A BRONZE RITUAL TRIPOD WINE VESSEL AND COVER, HE
Property from the Collection of Nathan L. Halpern
A BRONZE RITUAL TRIPOD WINE VESSEL AND COVER, HE

EARLY WESTERN ZHOU DYNASTY, 11TH-10TH CENTURY BC

Details
A BRONZE RITUAL TRIPOD WINE VESSEL AND COVER, HE
EARLY WESTERN ZHOU DYNASTY, 11TH-10TH CENTURY BC
The smooth tri-lobed body raised on three solid legs and cast in thread-relief with a bold chevron design, below a quilled triple band incorporating two taotie masks with prominent eyes that is repeated on the domed cover below a loop finial, the curved handle surmounted by a buffalo head and cast in intaglio with C-scrolls set opposite the angled spout also cast with intaglio decoration, with a single link fastening the cover to the vessel, with mottled grey and pale green patina and some malachite encrustation
12½ in. (31.8 cm.) high
Provenance
Collection of Earl Morse, New York.
Exhibited
New York, The Metropolitan Museum of Art, Spirit and Ritual; The Morse Collection of Ancient Chinese Art, 1 July - 5 September 1982, no. 15.

Lot Essay

He are known as early as the Erligang culture (16th-14th century BC), and during the Shang dynasty were used as wine containers. Unlike other Shang vessel shapes that disappeared at the beginning of the Western Zhou period, the he survived, but gradually it came to be used for the pouring of water during ritual ablutions in conjunction with the water basin, pan.
This vessel is very similar to one excavated in 1972 from Tomb No. 2, in Baicaopo, Lingtai Xian, Gansu province, which is dated late 11th-early 10th century BC, and, because of its inscription, known as the Luan Bo he.
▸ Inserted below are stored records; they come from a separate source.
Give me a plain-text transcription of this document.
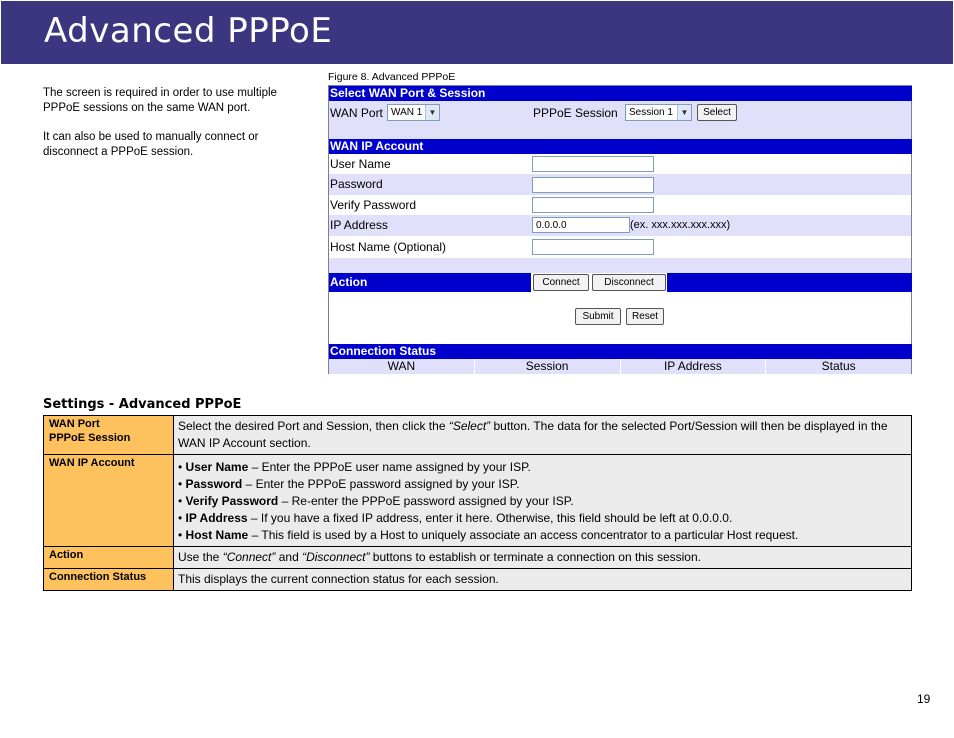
Advanced PPPoE

The screen is required in order to use multiple PPPoE sessions on the same WAN port.

It can also be used to manually connect or disconnect a PPPoE session.

Figure 8. Advanced PPPoE
Select WAN Port & Session
WAN Port WAN 1 ▼	PPPoE Session	Session 1 ▼	Select
WAN IP Account
User Name
Password
Verify Password
IP Address	0.0.0.0	(ex. xxx.xxx.xxx.xxx)
Host Name (Optional)
Action	Connect	Disconnect
Submit	Reset
Connection Status
WAN	Session	IP Address	Status
Settings - Advanced PPPoE
WAN Port
PPPoE Session	Select the desired Port and Session, then click the “Select” button. The data for the selected Port/Session will then be displayed in the WAN IP Account section.
WAN IP Account	• User Name – Enter the PPPoE user name assigned by your ISP.
• Password – Enter the PPPoE password assigned by your ISP.
• Verify Password – Re-enter the PPPoE password assigned by your ISP.
• IP Address – If you have a fixed IP address, enter it here. Otherwise, this field should be left at 0.0.0.0.
• Host Name – This field is used by a Host to uniquely associate an access concentrator to a particular Host request.

Action	Use the “Connect” and “Disconnect” buttons to establish or terminate a connection on this session.
Connection Status	This displays the current connection status for each session.
19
See Wen Fong (ed.), The Great Bronze Age of China, The Metropolitan Museum of Art, New York, 1980, no. 44, and p. 205, where it is noted that several features of the he, especially the large zigzag pattern in raised relief, are reminiscent of earlier pre-Anyang lobed vessels.
Another very similar vessel formerly in the David-Weill Collection and now in the Musée Guimet, is illustrated by M. Girard-Geslan, Bronzes Archaïque de Chine, France, 1995, pp. 138-41. This he was purchased by Osvald Karlbeck in 1934, along with a yi and a fangding, in the Zhengzhou region, Henan province.